A música parou, e tudo foi silêncio, até o barco atingir a areia, num dia de sol. Quanto tempo estive adormecido eu não sei. Como consegui sobreviver também é um mistério. Tampouco sei que música era aquela que eu ouvi. Consigo me lembrar de cada detalhe da melodia, se me concentrar. Posso cantarolar...

Abri meus olhos com dificuldade por causa do Sol. À minha frente havia uma ilha pequena, com muitas árvores, e um enorme penhasco. Belíssima paisagem para um condenado. Se eles soubessem que ao invés de morrer no mar eu encontrara um lar perfeito, ficariam irados contra o destino. Eu poderia viver muitos anos naquele lugar. Foi o que pensei no início.

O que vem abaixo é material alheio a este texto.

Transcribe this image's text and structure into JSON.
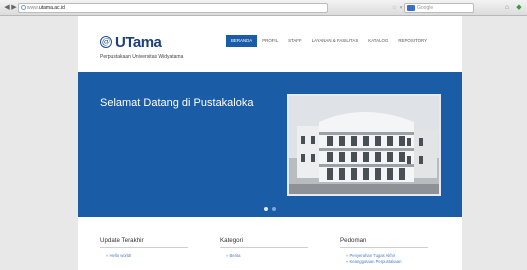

As estações eram idênticas, e o tempo parecia estar congelado. Impossível escapar dali, e impossível viver ali. Quando iniciei minha jornada pelo mar, joguei nas águas revoltas da praia todo e qualquer resquício de ilusão. Eu sabia que minha vida terminaria logo, que o fim se aproximava, e para encará-lo, eu precisaria me limpar. Fiz a alma voar, fiz a paz invadir meu peito. Não poderia imaginar que o destino me traria até aquela ilha. Para me castigar ainda mais? Para prolongar minha vida? Para me fazer sofrer?

Os dias eram idênticos, a solidão era aterradora, e a razão se tornou mais translúcida, quase desaparecendo por completo. As vozes dos albatrozes soavam como risadas malignas, zombando de meu tormento todos os dias. Eu precisava me libertar, precisava ir embora. Minha vida havia acabado junto com a música da tempestade, e não havia motivo para continuar ali. O mundo não me queria, e eu fui punido pela justiça dos homens. A humanidade também não me queria mais.

Para partir bastava um impulso, um abrir de asas, um sorriso para sentir o vento no rosto... A grama  verde, contrastando com o branco da areia, o cheiro do mar ao meu redor... Minha alma estava tão desligada do mundo que não percebi a distorção de minha pele, ou as fraturas de meus mebros, e o contato com o fim foi gentil.

Luz no fim do mundo, farol da eternidade, inimigo e protetor dos viajantes perdidos... Minha alma já é parte do mundo novamente, e uma nova canção ecoa em meus ouvidos etéreos. Ela ecoa desde o meu sorriso derradeiro que saudou a liberdade. Minhas culpas do passado jazem no fundo do mar, minha vida se foi na tempestade, e eu renasci. Mas isso foi há muito tempo atrás.